Ali ele ficou até o anoitecer. Os ruídos da floresta começaram, as sombras e a certeza de que alguns bichos passavam próximos.. Ficou deitado na pedra, nada mais queria, viu o céu estrelado como há muito tempo não via, cansado, dormiu.
_ Seu Carvalho, acorda, está na hora de ir embora, o parque está fechado.
Carvalho acordou e não acreditou, um guarda florestal o encontrara e ainda o chamava pelo nome.
_ Como é possível, eu me embrenhei o máximo possível na floresta, andei mais de dez quilômetros, ninguém devia encontrar-me mais. Não quero mais ser encontrado.
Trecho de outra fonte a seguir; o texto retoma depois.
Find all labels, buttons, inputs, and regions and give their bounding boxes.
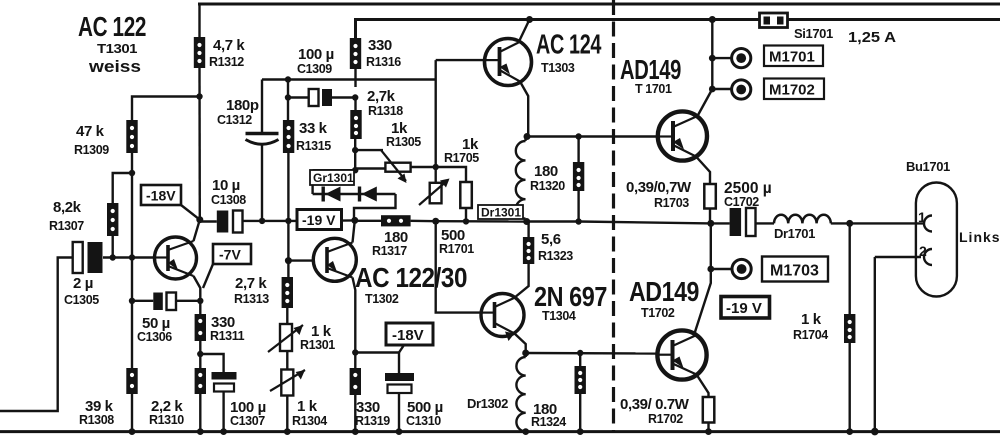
wire R1323 to T1304 collector	[514, 264, 529, 298]
svg-text:33 k: 33 k	[299, 120, 328, 137]
wire M1703 column	[710, 223, 712, 269]
transistor T1303	[485, 39, 532, 86]
svg-text:-18V: -18V	[392, 327, 424, 344]
svg-text:R1304: R1304	[292, 414, 327, 428]
svg-text:-7V: -7V	[219, 247, 241, 263]
node M1702 junction	[709, 86, 716, 93]
svg-text:C1305: C1305	[64, 293, 99, 307]
wire R1702 to ground	[707, 423, 709, 432]
node Dr1301 bottom junction	[523, 218, 530, 225]
svg-text:R1315: R1315	[296, 139, 331, 153]
svg-text:R1310: R1310	[149, 413, 184, 427]
inductor Dr1301	[516, 137, 526, 222]
resistor R1315	[283, 120, 294, 153]
wire second rail left part	[356, 20, 760, 39]
svg-text:AD149: AD149	[620, 54, 681, 85]
svg-text:M1703: M1703	[770, 263, 819, 280]
wire R1318 bottom segment	[354, 139, 356, 170]
diode D1 of Gr1301	[323, 187, 340, 202]
node emitter-C1306 junction	[197, 298, 203, 304]
resistor R1311	[195, 314, 206, 341]
node T1302 collector	[351, 217, 358, 224]
node R1311-C1307 junction	[197, 351, 203, 357]
wire x288 node down to base T1302	[287, 221, 289, 261]
wire diode left riser	[311, 170, 313, 194]
label box Dr1301	[478, 205, 523, 220]
svg-text:R1305: R1305	[386, 135, 421, 149]
wire T1301 collector to node	[194, 220, 200, 241]
svg-text:R1309: R1309	[74, 143, 109, 157]
node ground dots left	[129, 428, 136, 435]
node x288 top junction	[285, 76, 291, 82]
node speaker line junction	[846, 220, 853, 227]
wire feedback line y79.5	[262, 78, 436, 80]
wire diode row	[313, 193, 396, 195]
wire emitter line to T1702 base	[526, 352, 658, 355]
inductor Dr1302	[516, 353, 525, 432]
node R1307-base junction	[110, 254, 116, 260]
svg-text:1 k: 1 k	[297, 398, 318, 415]
wire R1310 to ground	[199, 394, 201, 432]
measuring point M1703	[732, 259, 751, 278]
svg-text:R1703: R1703	[654, 196, 689, 210]
wire base corner to T1303	[436, 59, 485, 61]
node ground dots mid	[352, 428, 359, 435]
svg-text:Dr1302: Dr1302	[467, 396, 508, 411]
node supply fuse junction	[709, 16, 716, 23]
wire M1701 stub	[712, 57, 731, 59]
wire y95 branch to R1309	[132, 97, 200, 121]
node ground dots Dr1302 R1324	[522, 428, 529, 435]
svg-text:47 k: 47 k	[76, 123, 105, 140]
capacitor C1306	[153, 293, 176, 311]
wire R1301 to R1304	[286, 351, 288, 370]
wire second rail right part after fuse	[787, 18, 1000, 21]
label box M1701	[764, 46, 823, 67]
svg-text:180p: 180p	[226, 97, 259, 114]
node supply R1312 junction	[196, 93, 202, 99]
svg-text:Links: Links	[959, 229, 1000, 245]
wire node to C1702	[711, 222, 730, 224]
wire top supply rail	[198, 3, 1000, 6]
wire R1323 top stub	[527, 222, 529, 238]
transistor T1302	[313, 238, 356, 281]
wire R1316 to C1309 node	[354, 69, 356, 87]
wire C1307 branch	[200, 354, 223, 372]
potentiometer R1305	[381, 150, 411, 183]
svg-text:2,7k: 2,7k	[367, 88, 396, 105]
svg-text:180: 180	[534, 163, 558, 180]
svg-text:-18V: -18V	[146, 188, 176, 204]
svg-text:0,39/0,7W: 0,39/0,7W	[626, 179, 692, 196]
wire -19V box to T1302 collector node	[342, 219, 355, 222]
wire C1312 column	[261, 80, 263, 133]
svg-text:2 µ: 2 µ	[73, 275, 93, 292]
wire R1319 to ground	[354, 395, 356, 432]
svg-text:R1317: R1317	[372, 244, 407, 258]
node C1306 left junction	[129, 298, 135, 304]
wire T1701 collector up to M junction	[698, 89, 713, 116]
wire T1303 base column	[435, 60, 437, 183]
wire C1306 branch	[132, 300, 153, 302]
svg-text:2: 2	[919, 243, 927, 259]
svg-text:T1301: T1301	[97, 42, 138, 56]
wire R1704 to ground	[849, 343, 851, 432]
wire pin2 column down	[874, 257, 876, 432]
svg-text:Dr1701: Dr1701	[774, 226, 815, 241]
wire Bu1701 pin2 line	[875, 256, 921, 258]
svg-text:AD149: AD149	[629, 276, 699, 307]
svg-text:Dr1301: Dr1301	[481, 206, 521, 220]
resistor R1307	[107, 203, 118, 236]
svg-text:AC 122: AC 122	[78, 11, 146, 42]
wire C1309 node to R1318	[354, 98, 356, 111]
node diode top junction	[352, 167, 358, 173]
resistor R1324	[575, 366, 586, 394]
wire base line x132 down	[131, 173, 133, 368]
label box -19V first	[297, 210, 342, 230]
wire C1310 branch	[355, 353, 399, 374]
wire R1324 stubs	[579, 353, 581, 366]
wire R1312 column	[198, 4, 200, 37]
potentiometer R1301	[268, 324, 303, 352]
wire T1302 collector	[353, 220, 355, 242]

_ Eu entendo, seu Carvalho, mas é hora de ir para casa.
O guarda estava acompanhado de mais dois companheiros. Conduziram-no delicadamente para o seu carro. E o fizeram ir embora do parque.
Comentaram entre si ao vê-lo saindo.
_ Mais um com a síndrome dos tempos atuais?
_ Com certeza, ninguém mais está agüentando, logo todo mundo vai é quebrar tudo, vamos voltar a ser primitivos, não vai sobrar uma máquina para contar a história.
Os guardas consultaram o radar e localizaram outra pessoa no parque.
_ Vamos lá, tem mais um perdido, parece que é lá na Cachoeira da Mãe D´água.
_ Desconfio que este povo não saiba que não dá para se esconder. Se querem ficar perdidos, só ficando pelado e enterrado a dois metros de profundidade.
_ Lembra daquela morena da semana passada?
_ Ô!
_ Esta que está perdida é loira, olha a foto dela no Radar. Vai ver que veio procurar a Comunidade da Vida Plena.
_ Como se isso existisse...
_ Então vamos esperar até quando ela for tomar banho na cachoeira. Todas elas fazem isso, querem sentir-se em contato total com a natureza.
_ Mas você está com a filmadora?
_ Nunca esqueço, companheiro, nunca me esqueço!